Last Tuesday I had a job interview. I had spent the whole week preparing it, the week-end, worked late in the night every day to be as best prepared as possible. So, when it was over, I felt some kind of inebriation. I needed something to just put the steam out of me, and instead of going to lunch at 11:30 am exactly as I do every day, I indulged myself into something I just love doing: going to the biggest second hand bookstore in Paris and grab some loot.
Since Athena had asked to see my bookshelves (and, actually, book piles and book cardboard boxes in the basement; my board games need some company after all), I just decided to share my findings, especially since I was pretty happy with it. Obviously, everything is in French.
From left to right:
- Confucius, by Yasushi Inoue. I enjoy Japanese literature from time to time, and Yasushi Inoue is my favorite Japanese writer so far (even though I don't recommend what is held as his masterpiece, The Hunting Gun short story). I also happen to have a keen interest for Early Chinese philosophy, so when I saw this book, it seemed a good fit!
- An obscure book on Korean mythology. Of course, one of my favorite part of the bookstore is the one devoted to Mythology. There are always some great finds to have there! This time I got lucky and found this appealing, if not good-looking, book. Since I know and have absolutely nothing on Korean Mythology, it seemed a very good idea to get it. Besides, I'm a bit picky when it comes to mythology, and it does two good things that I love. First, it replaces myths in their material contexts, by drawing links with archeological findings. Second, it quotes actual sources. I just hate mythology re-told. But mythology, in its raw state, is hard to apprehend, so it's good that these quotes come with plenty of commentary.
- A little book on Greek Mythology. With the risk of being mainstream, I am absolutely fan of Greek Mythology (even though I have never read Hesiod's Theogony as of now!). It's popular for a reason. But it's hard to read it from its actual sources (recently I was gifted a textbook to remedy that). And yet I think it's absolutely necessary, otherwise you're lost among a wealth of conflicting versions (partly because they come from different places and different times). This little book seems to focus on one specific body of texts, so it seems quite cool.

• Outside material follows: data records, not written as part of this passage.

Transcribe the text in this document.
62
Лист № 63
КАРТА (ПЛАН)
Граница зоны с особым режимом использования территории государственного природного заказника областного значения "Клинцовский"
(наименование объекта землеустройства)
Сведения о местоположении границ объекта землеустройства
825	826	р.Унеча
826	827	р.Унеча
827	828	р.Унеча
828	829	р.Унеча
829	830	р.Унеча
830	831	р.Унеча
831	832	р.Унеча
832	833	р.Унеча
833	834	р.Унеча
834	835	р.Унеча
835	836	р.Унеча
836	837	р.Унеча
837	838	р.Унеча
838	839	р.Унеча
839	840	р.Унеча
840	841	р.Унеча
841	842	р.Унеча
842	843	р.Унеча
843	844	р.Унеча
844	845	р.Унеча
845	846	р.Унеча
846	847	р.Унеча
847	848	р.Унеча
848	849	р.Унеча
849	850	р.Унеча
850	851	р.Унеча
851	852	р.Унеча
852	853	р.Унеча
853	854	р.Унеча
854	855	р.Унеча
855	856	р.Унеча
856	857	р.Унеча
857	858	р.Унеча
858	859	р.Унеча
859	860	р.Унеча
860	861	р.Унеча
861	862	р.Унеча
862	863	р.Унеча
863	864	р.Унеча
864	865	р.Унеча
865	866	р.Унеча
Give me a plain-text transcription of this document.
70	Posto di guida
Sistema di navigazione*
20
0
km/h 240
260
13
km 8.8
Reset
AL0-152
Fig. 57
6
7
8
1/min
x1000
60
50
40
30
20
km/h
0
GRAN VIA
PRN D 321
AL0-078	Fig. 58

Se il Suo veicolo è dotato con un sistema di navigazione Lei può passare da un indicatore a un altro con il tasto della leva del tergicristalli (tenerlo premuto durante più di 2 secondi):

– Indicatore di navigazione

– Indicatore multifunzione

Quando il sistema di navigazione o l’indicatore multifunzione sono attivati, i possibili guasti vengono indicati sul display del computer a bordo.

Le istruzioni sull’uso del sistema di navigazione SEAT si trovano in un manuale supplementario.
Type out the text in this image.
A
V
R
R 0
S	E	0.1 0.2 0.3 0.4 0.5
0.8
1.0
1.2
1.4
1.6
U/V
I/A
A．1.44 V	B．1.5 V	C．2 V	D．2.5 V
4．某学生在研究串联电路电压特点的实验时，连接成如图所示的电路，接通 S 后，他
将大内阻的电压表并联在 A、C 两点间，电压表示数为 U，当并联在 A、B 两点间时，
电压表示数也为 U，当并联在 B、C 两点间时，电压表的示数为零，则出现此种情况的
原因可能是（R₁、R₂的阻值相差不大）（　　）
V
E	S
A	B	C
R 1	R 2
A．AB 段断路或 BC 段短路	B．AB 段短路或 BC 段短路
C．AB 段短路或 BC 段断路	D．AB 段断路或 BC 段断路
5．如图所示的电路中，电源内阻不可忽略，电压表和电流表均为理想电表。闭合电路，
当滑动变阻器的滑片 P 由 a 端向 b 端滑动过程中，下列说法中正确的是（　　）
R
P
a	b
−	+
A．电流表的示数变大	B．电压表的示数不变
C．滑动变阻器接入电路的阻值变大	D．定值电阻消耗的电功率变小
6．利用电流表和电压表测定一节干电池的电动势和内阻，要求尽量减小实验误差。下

- Okay I don't know how to translate it in English... The Michoacán account perhaps? Anyway, more here on Wikipedia. It's an ethnographic chronicle of a people written during the Spanish Conquest. Even though this is a rather terrible part of our worldwide history, it's a period that quite fascinates me. It seems hard to read though, with plenty of list of names, and it's quite long. But I'm a bit used to this kind of old literature that isn't really readable by our present-day standards!
- Lastly, another of my favorite non Sci-Fi/Fantasy writers: Ismail Kadare. I had never heard about this book, Spiritus, before stumbling upon it. But he wrote so many of titles! Two books I especially recommend are The Siege and The Traitor's Niche. His novels are usually short, easy to read, a bit bizarre and somehow rather humorous (well, not all of them). They have a haunting, fleeting atmosphere that is very difficult to describe, that you feel immediately when reading it, and that I have found nowhere else. If you have the opportunity to grab one of his book, it's really something that is worth discovering!
PS: And I didn't get the job. A nice thing I got good books at least!